In molte regioni del nostro pianeta, in estate gli incendi boschivi rappresentano una concreta e grave minaccia per abitazioni e infrastrutture, causano danni economici ingenti e, purtroppo, anche perdita di vite umane. Seppure la maggior parte degli incendi sia dovuta a cause antropiche, accidentali o volontarie, l’estensione dell’incendio – in particolare dell’area bruciata – dipende in modo significativo dalle condizioni meteo-climatiche e dalle caratteristiche del ʻcombustibileʼ, in particolare dal grado di umidità e dall’abbondanza del materiale che lo alimenta, ad esempio la legna. Poter fornire una stima dell’area a rischio con mesi di anticipo, così da predisporre adeguate misure di controllo e prevenzione, è evidentemente molto importante.
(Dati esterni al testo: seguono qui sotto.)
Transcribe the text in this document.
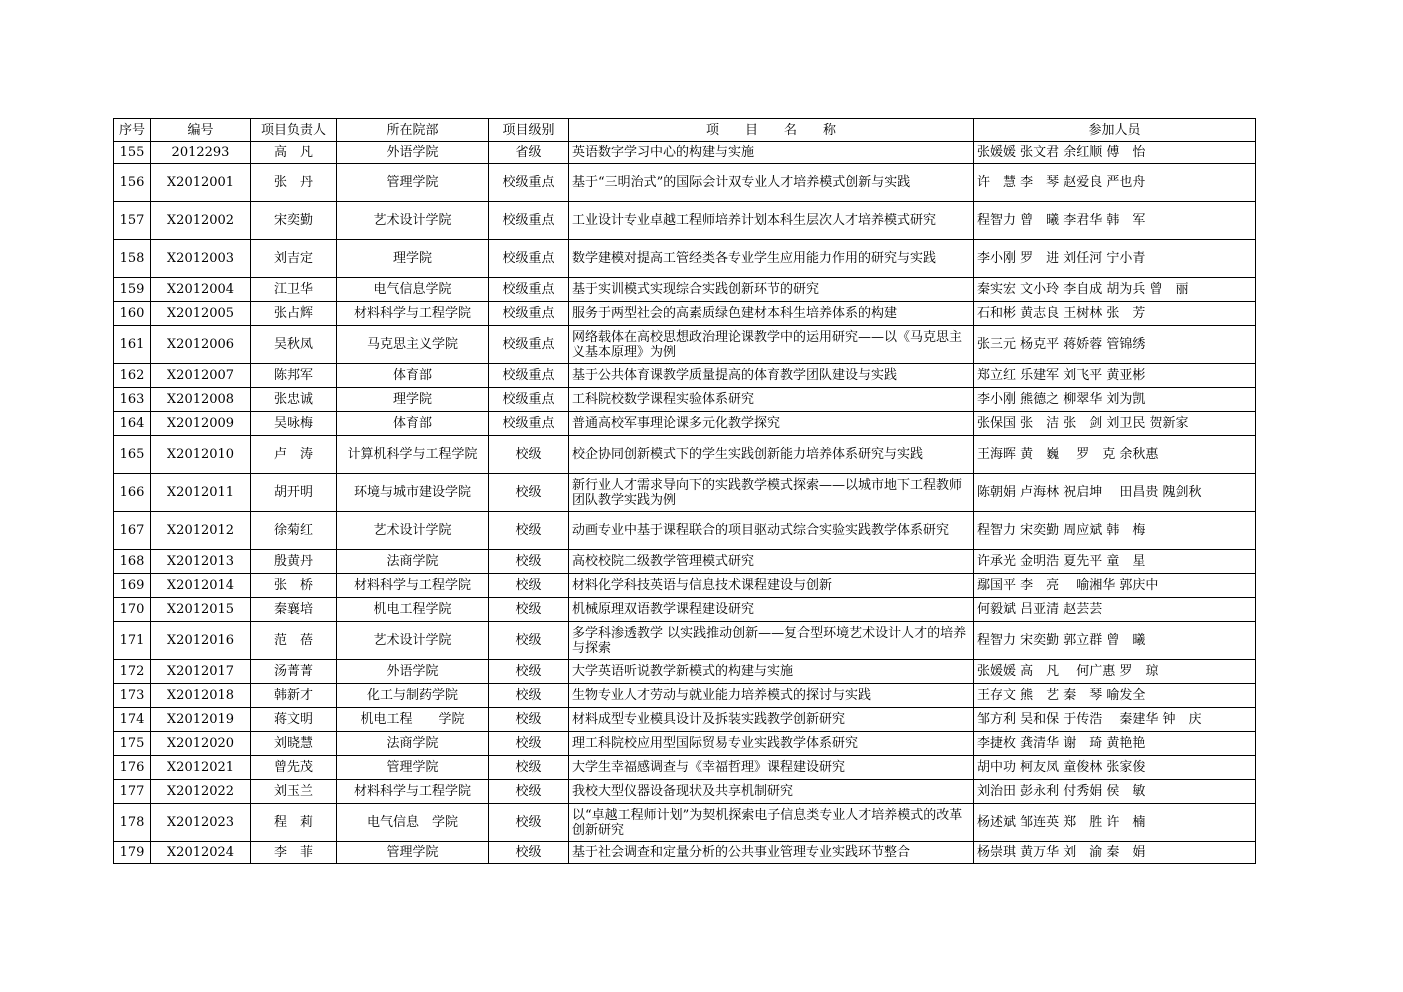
序号	编号	项目负责人	所在院部	项目级别	项　　目　　名　　称	参加人员
155	2012293	高　凡	外语学院	省级	英语数字学习中心的构建与实施	张媛媛 张文君 余红顺 傅　怡
156	X2012001	张　丹	管理学院	校级重点	基于“三明治式”的国际会计双专业人才培养模式创新与实践	许　慧 李　琴 赵爱良 严也舟
157	X2012002	宋奕勤	艺术设计学院	校级重点	工业设计专业卓越工程师培养计划本科生层次人才培养模式研究	程智力 曾　曦 李君华 韩　军
158	X2012003	刘吉定	理学院	校级重点	数学建模对提高工管经类各专业学生应用能力作用的研究与实践	李小刚 罗　进 刘任河 宁小青
159	X2012004	江卫华	电气信息学院	校级重点	基于实训模式实现综合实践创新环节的研究	秦实宏 文小玲 李自成 胡为兵 曾　丽
160	X2012005	张占辉	材料科学与工程学院	校级重点	服务于两型社会的高素质绿色建材本科生培养体系的构建	石和彬 黄志良 王树林 张　芳
161	X2012006	吴秋凤	马克思主义学院	校级重点	网络载体在高校思想政治理论课教学中的运用研究——以《马克思主义基本原理》为例	张三元 杨克平 蒋娇蓉 管锦绣
162	X2012007	陈邦军	体育部	校级重点	基于公共体育课教学质量提高的体育教学团队建设与实践	郑立红 乐建军 刘飞平 黄亚彬
163	X2012008	张忠诚	理学院	校级重点	工科院校数学课程实验体系研究	李小刚 熊德之 柳翠华 刘为凯
164	X2012009	吴咏梅	体育部	校级重点	普通高校军事理论课多元化教学探究	张保国 张　洁 张　剑 刘卫民 贺新家
165	X2012010	卢　涛	计算机科学与工程学院	校级	校企协同创新模式下的学生实践创新能力培养体系研究与实践	王海晖 黄　巍　 罗　克 余秋惠
166	X2012011	胡开明	环境与城市建设学院	校级	新行业人才需求导向下的实践教学模式探索——以城市地下工程教师团队教学实践为例	陈朝娟 卢海林 祝启坤　 田昌贵 隗剑秋
167	X2012012	徐菊红	艺术设计学院	校级	动画专业中基于课程联合的项目驱动式综合实验实践教学体系研究	程智力 宋奕勤 周应斌 韩　梅
168	X2012013	殷黄丹	法商学院	校级	高校校院二级教学管理模式研究	许承光 金明浩 夏先平 童　星
169	X2012014	张　桥	材料科学与工程学院	校级	材料化学科技英语与信息技术课程建设与创新	鄢国平 李　亮　 喻湘华 郭庆中
170	X2012015	秦襄培	机电工程学院	校级	机械原理双语教学课程建设研究	何毅斌 吕亚清 赵芸芸
171	X2012016	范　蓓	艺术设计学院	校级	多学科渗透教学 以实践推动创新——复合型环境艺术设计人才的培养与探索	程智力 宋奕勤 郭立群 曾　曦
172	X2012017	汤菁菁	外语学院	校级	大学英语听说教学新模式的构建与实施	张媛媛 高　凡　 何广惠 罗　琼
173	X2012018	韩新才	化工与制药学院	校级	生物专业人才劳动与就业能力培养模式的探讨与实践	王存文 熊　艺 秦　琴 喻发全
174	X2012019	蒋文明	机电工程　　学院	校级	材料成型专业模具设计及拆装实践教学创新研究	邹方利 吴和保 于传浩　 秦建华 钟　庆
175	X2012020	刘晓慧	法商学院	校级	理工科院校应用型国际贸易专业实践教学体系研究	李捷枚 龚清华 谢　琦 黄艳艳
176	X2012021	曾先茂	管理学院	校级	大学生幸福感调查与《幸福哲理》课程建设研究	胡中功 柯友凤 童俊林 张家俊
177	X2012022	刘玉兰	材料科学与工程学院	校级	我校大型仪器设备现状及共享机制研究	刘治田 彭永利 付秀娟 侯　敏
178	X2012023	程　莉	电气信息　学院	校级	以“卓越工程师计划”为契机探索电子信息类专业人才培养模式的改革创新研究	杨述斌 邹连英 郑　胜 许　楠
179	X2012024	李　菲	管理学院	校级	基于社会调查和定量分析的公共事业管理专业实践环节整合	杨崇琪 黄万华 刘　渝 秦　娟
Sulla rivista Nature Communications è appena stato pubblicato uno studio dell’Istituto di geoscienze e georisorse del Consiglio nazionale delle ricerche (Cnr-Igg) di Pisa e dell’Università di Barcellona che affronta questo problema e mostra come utilizzare le previsioni stagionali fornite dai centri meteorologici, combinante con modelli empirici dell’impatto degli incendi, per ottenere stime quantitative dell’area bruciata attesa nei mesi successivi a scala globale. “Gli studi condotti negli scorsi anni ci hanno permesso di sviluppare una serie di modelli empirici che legano l’area bruciata dagli incendi alle caratteristiche della precipitazione e della temperatura nei mesi e negli anni precedenti l’incendio. I modelli sono stati validati sui dati disponibili in Europa mediterranea e in molte altre aree del Pianeta, utili per la stima dell’area bruciata attesa a livello globale”, spiega Antonello Provenzale, direttore del Cnr-Igg. “Il nostro approccio combina ricerca di base, utilizzo dei grandi database internazionali e risultati direttamente applicabili alla sicurezza delle popolazioni e alla pianificazione delle misure di salvaguardia, utilizzando le previsioni stagionali per migliorare la stima dell’importante impatto esercitato su questi eventi dalla variabilità climatica”.
“I modelli empirici, una volta validati, sono stati ʻforzati’ dalle previsioni stagionali”, conclude Marco Turco dell’Università di Barcellona, primo autore dello studio. “Confrontando le stime fornite dei modelli di incendio così forzati, si è visto che per ampie regioni del pianeta si riesce a migliorare significativamente la predicibilità dell’area bruciata a scala stagionale”.